Throughout his evidence, which I have carefully considered, I find no trace of his readiness to pay the purchase money at any time before the actual signing of the transfer. On his own statement, made by Trew's letter to the appellant on 13th June, he took delivery on that date, and if that means that he was then given, and assumed, possession in law, it was for him to expel the intruder, and he had no cause of action against the respondent. But let that pass.

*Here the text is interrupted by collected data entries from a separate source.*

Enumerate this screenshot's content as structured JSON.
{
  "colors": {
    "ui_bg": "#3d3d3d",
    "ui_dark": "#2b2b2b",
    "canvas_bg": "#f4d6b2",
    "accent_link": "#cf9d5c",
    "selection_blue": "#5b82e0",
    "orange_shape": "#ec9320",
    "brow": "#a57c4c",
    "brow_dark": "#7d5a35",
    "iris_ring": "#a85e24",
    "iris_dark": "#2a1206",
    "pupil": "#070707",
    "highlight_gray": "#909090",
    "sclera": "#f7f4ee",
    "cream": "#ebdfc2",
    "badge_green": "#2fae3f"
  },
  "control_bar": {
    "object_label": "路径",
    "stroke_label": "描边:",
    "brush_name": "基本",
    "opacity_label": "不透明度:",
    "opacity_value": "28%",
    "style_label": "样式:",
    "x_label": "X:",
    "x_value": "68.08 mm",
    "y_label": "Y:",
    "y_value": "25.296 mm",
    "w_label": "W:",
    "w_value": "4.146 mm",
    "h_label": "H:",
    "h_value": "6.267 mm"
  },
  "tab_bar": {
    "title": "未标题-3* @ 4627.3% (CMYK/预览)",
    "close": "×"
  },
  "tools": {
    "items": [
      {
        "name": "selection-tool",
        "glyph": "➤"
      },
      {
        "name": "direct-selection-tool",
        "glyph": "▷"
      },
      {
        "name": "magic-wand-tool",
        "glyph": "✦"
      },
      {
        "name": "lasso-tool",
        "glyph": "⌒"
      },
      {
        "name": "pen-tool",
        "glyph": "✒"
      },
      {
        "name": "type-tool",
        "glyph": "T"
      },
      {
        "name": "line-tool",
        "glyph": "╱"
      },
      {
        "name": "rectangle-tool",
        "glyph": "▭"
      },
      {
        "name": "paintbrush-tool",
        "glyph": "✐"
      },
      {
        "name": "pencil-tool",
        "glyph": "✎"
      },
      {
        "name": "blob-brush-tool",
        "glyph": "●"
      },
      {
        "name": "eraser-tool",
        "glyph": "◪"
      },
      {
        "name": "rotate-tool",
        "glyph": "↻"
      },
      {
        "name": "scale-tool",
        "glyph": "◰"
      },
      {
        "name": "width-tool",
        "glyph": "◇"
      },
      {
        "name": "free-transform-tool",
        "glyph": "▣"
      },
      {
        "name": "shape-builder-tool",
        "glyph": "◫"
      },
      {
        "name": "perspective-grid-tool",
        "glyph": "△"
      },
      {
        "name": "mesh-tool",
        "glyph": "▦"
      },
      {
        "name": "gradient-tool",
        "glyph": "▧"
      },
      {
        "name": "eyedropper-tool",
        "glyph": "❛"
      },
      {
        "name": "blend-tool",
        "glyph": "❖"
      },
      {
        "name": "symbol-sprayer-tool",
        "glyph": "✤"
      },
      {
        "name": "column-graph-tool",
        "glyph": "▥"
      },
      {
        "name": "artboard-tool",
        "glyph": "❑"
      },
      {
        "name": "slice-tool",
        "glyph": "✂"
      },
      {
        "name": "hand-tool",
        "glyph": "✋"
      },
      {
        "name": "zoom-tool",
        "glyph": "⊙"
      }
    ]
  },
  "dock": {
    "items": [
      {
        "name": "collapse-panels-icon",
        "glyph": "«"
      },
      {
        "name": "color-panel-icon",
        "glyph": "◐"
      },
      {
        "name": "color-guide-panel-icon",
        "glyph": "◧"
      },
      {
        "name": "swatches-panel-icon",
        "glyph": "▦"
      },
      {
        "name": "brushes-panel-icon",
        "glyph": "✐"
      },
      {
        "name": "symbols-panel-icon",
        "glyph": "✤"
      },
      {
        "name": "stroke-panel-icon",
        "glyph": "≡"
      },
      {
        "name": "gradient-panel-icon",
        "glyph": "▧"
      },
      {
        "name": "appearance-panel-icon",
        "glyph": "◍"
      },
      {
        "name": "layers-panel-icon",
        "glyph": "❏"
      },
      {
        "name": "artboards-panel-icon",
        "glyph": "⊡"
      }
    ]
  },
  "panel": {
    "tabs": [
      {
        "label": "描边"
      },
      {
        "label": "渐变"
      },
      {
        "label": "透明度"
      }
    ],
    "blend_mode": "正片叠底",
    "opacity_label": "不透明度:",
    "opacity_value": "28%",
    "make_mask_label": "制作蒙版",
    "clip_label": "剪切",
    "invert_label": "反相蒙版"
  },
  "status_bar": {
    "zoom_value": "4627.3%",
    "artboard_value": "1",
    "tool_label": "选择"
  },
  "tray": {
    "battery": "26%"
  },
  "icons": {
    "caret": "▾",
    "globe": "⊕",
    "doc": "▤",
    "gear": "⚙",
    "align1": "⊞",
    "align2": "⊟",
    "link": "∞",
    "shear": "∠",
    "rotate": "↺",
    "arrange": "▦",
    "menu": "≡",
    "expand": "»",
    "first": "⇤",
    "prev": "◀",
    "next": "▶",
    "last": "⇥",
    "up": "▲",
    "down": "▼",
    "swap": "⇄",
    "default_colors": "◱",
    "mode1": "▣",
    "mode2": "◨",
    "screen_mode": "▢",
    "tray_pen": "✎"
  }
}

The title was clear on and from the 28th July, when the Commissioner gave his consent to the transfer. Gunson should have been ready with a prepared transfer and the balance of purchase money as soon as practicable after that date, and the preparation and tender of such a transfer involves but little time in transactions of this kind. It is plain upon his evidence that he was not thus ready. He preferred to negotiate about a deduction. He did not begin that negotiation till January, and he did not ask the respondent to complete until the negotiation was over. Upon his own showing, therefore, he did not perform a duty which was a condition precedent to his right to recover against the respondent. He had not therefore the right, which he asserted, to recover damages against her in respect of any time between the end of July 1910 and the 7th March 1911, or indeed between the end of July and the 24th December, when he obtained possession. He says the season was lost before he obtained possession. He had not secured to himself the right to recover against the respondent in respect of that loss of season on which is founded the claim for special damage, which was, I think, unnecessarily allowed by the respondent. I do not think, therefore, that the respondent can in this action recover such damage against the appellant, since she was not under a legal liability to allow the £250 to Gunson.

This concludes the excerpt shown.